The center will be hosting a lecture at 4 p.m. in the Anatol Center titled “Confronting White Supremacy and Decolonizing the Middle Ages” by Dr. Dorothy Kim from Vassar College.

The lecture is prompted by recent events including the Charlottesville protest where white supremacists rallied for recognition and white supremacist propaganda video “Who Are We” which prompts white people to be more prideful in their race. Both instances used medieval symbols to promote their ideas rooted in white supremacy.

Sponsor Ilan Mitchell-Smith helped organize the event and emphasized the need to confront the medieval past and its ties to white supremacy.

“Some extremist groups that have to do with white supremacy appropriate images and symbols from the medieval past for their political agendas and it doesn’t match what actually happened,” Mitchell-Smith said.

The center is one of many in the medieval academia who have taken it upon themselves to challenge these messages. University of Minnesota medieval studies professor, David Perry told CBC Radio back in September about the responsibility he felt to teach his students the realities of the Middle Ages, rather than the ones being pushed by white supremacist groups.  

According to Mitchell-Smith, the root of these images is in the misconception most people have about the middle ages and the racial and ethnic breakdown of that time.

“[White supremacists] have this idea that the Middle Ages was ‘pure’ and that this area was all white, and it’s rooted in this desire for people to be all white,” Mitchell-Smith said. “But when you look into the actual past, that’s not the reality. It wasn’t all white people and it doesn’t justify the notion that they’re trying to pass on.”

He said by teaching the actualities of this time to students, it will help them “to fight against the medieval past becoming the de facto historical period identified with white supremacy,” according to the organization’s flier about the event.

Following the lecture will be a roundtable discussion at 6 p.m.geared toward specific questions and issues students want to discuss about race and white supremacy in the context of medieval times.
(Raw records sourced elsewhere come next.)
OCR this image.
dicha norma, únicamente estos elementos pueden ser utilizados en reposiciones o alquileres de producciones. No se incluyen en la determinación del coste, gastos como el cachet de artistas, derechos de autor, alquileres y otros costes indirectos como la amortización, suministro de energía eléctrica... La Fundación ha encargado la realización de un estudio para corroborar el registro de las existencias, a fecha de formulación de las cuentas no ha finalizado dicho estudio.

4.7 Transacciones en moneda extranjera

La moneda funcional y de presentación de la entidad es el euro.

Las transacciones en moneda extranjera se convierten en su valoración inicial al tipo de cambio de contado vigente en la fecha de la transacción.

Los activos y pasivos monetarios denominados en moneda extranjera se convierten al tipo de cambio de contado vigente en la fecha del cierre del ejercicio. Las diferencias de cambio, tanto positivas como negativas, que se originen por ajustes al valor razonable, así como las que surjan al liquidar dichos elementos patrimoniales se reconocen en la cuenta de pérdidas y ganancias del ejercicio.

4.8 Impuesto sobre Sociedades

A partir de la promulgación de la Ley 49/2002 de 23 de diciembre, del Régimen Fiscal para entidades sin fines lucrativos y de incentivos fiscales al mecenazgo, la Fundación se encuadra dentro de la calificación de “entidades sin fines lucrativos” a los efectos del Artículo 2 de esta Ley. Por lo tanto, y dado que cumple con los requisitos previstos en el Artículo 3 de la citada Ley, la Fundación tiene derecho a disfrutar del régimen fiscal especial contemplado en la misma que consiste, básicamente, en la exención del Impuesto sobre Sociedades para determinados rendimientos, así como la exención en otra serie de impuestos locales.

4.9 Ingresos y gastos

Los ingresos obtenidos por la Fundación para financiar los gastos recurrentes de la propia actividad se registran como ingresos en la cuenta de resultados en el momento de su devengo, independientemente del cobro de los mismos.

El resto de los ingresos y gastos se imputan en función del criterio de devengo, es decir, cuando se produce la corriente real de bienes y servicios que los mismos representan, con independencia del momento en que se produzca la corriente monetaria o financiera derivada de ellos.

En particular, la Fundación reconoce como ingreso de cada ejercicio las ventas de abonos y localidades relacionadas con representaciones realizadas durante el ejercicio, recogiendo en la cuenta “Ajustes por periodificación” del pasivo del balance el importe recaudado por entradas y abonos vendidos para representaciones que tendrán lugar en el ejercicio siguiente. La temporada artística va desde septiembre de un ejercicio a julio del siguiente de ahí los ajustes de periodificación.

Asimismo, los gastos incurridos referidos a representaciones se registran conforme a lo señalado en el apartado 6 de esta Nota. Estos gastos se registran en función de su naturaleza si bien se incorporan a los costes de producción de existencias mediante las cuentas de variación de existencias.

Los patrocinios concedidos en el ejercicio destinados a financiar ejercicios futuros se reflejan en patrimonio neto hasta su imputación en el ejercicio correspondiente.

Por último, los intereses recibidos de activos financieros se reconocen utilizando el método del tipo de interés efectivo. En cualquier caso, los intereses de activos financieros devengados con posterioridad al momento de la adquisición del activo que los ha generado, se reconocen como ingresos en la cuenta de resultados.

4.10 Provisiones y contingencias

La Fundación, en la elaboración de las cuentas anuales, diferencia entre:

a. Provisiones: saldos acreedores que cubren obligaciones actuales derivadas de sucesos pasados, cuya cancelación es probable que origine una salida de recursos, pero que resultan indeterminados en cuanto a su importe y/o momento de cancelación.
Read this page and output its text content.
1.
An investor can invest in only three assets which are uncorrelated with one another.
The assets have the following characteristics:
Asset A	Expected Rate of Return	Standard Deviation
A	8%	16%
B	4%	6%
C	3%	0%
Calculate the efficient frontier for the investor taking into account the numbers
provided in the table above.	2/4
While the lecture and roundtable might be catered to a particular niche, Mitchell-Smith said he hopes the discussion will reach anyone interested not only in the Middle Ages, but in challenging ideas of white supremacy.

“For many people studying this…it’s their favorite and most interesting time period,” Mitchell-Smith said. “So we want to look at how can we as academia, as students, as teachers and as people identify these problems and confront them and respond in an academic way.”

Medieval and Renaissance Students Association, who is affiliated with the center, has a few members who have expressed interest in the event and what it has to offer. Graduate student in English literature and treasurer of the association, Jillian Sutton is one of those members.

“I’m super excited about the event. I think it’s an important conversation to have, the way medieval culture is being appropriated for these evil ideas,” Sutton said. “I’m looking forward to to hear what academics are saying about it now. I like that it’s available to the student body and I’m excited to be present in the conversation, especially in this political climate.”

The event will be free and is meant to reach students and faculty in order to inform them and incite a response.

“The action we’re taking here is one of academic nature,” Mitchell-Smith said. “We’re looking at ways to teach, learn and think about things. If a student was thinking this before, we want them to leave and not be able to think that time period was only white people.”